Sector: Communication
GCI LIBERTY INC SERIES A · Meeting: May 11, 2026
Directors FOR
2
Directors AGAINST
0
Say on Pay
FOR
Auditor
FOR
Election of Directors Proposal
Dr. Green joined the board in July 2025 in connection with the GCI Liberty spin-off, which is less than 24 months ago, making him exempt from the TSR underperformance trigger under our policy; he brings relevant broadband technology expertise and no overboarding, independence, attendance, or familial relationship concerns were identified.
Mr. Gould was appointed in November 2025, well within the 24-month new-director exemption from the TSR trigger; he brings relevant media and local Alaska market knowledge, holds no other public company board seats, and no other policy concerns were identified.

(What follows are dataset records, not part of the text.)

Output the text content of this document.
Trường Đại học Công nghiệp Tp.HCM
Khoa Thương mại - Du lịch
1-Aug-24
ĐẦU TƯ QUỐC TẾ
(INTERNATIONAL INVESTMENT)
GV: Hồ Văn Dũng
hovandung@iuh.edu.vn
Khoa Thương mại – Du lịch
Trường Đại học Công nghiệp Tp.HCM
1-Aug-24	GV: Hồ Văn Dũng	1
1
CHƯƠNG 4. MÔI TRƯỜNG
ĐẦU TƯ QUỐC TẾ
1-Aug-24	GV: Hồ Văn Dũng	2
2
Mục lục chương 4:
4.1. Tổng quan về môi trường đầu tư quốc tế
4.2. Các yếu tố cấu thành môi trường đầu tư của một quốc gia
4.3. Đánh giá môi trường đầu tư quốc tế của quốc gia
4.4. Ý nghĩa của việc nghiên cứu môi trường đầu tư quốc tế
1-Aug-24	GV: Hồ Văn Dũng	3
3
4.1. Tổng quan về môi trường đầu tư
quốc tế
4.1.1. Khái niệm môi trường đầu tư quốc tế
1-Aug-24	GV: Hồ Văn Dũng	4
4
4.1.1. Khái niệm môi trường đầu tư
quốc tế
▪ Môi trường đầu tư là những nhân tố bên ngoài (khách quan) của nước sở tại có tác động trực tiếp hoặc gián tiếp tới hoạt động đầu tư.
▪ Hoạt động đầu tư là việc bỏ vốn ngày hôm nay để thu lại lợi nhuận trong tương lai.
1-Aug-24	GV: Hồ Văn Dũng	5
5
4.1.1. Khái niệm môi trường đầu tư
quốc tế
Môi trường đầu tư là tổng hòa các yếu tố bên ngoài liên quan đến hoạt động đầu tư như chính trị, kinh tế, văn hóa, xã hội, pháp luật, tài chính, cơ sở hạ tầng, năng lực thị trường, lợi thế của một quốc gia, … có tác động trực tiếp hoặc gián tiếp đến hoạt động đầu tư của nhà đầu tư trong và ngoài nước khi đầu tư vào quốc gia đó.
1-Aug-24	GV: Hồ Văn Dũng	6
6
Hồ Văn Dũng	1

Both nominees joined the board in 2025 in connection with or shortly after the GCI Liberty spin-off, placing them firmly within the 24-month exemption from the TSR underperformance trigger. Although GLIBA has significantly underperformed the XLC sector ETF over three years (trailing by approximately 84 percentage points, well above the 50-point threshold for low-positive absolute returns), neither nominee can be held accountable for underperformance that predates their tenure. Both directors pass all other policy screens — no overboarding, no independence issues, no attendance concerns, no familial relationships with management.
CEO
Ronald A. Duncan
Total Comp
$12,937,719
Prior Support
N/A
This is the first say-on-pay vote for GCI Liberty as an independent public company (spun off July 2025), so there is no prior-year vote result to consider. CEO Ronald Duncan's total reported compensation of $12,937,719 is heavily weighted toward the large multi-year stock option award ($10,057,524), which vests in three equal installments over 2026–2028 and was granted at the time of the spin-off as a new employment agreement award — meaning it is a single large grant covering multiple future years reported all at once in 2025; this front-loaded structure inflates the single-year reported figure and should be understood in that context. The compensation program includes meaningful performance conditions (performance-based RSU vesting tied to operational and financial metrics, a performance-based annual bonus), a robust clawback policy meeting Dodd-Frank requirements, and no tax gross-up payments, all of which represent positive pay-mix characteristics consistent with our policy.
Auditor
KPMG LLP
Tenure
N/A
Audit Fees
$1,783,000
Non-Audit Fees
$0
KPMG charged $1,783,000 in audit fees for 2025 with zero non-audit, tax, or other fees, producing a non-audit fee ratio of 0% — well below the 50% threshold that would raise independence concerns. Auditor tenure is not disclosed in the proxy (GCI Liberty only became an independent public company in July 2025 and had not previously engaged its own auditor), so the tenure trigger does not fire. KPMG is a Big 4 firm fully appropriate for a company of this size and complexity.
GCI Liberty's 2026 annual meeting ballot is relatively straightforward for a newly independent public company completing its first proxy cycle since the July 2025 spin-off from Liberty Broadband. Both director nominees are exempt from TSR accountability triggers due to their recent appointment dates, the auditor ratification is clean with no non-audit fees, and the say-on-pay program has meaningful performance conditions despite a large front-loaded option grant to the CEO; the primary governance concerns are the board's request to waive jury trial rights for shareholder lawsuits via a charter amendment (which we oppose) and the recommendation for triennial rather than annual say-on-pay votes (where we favor annual frequency).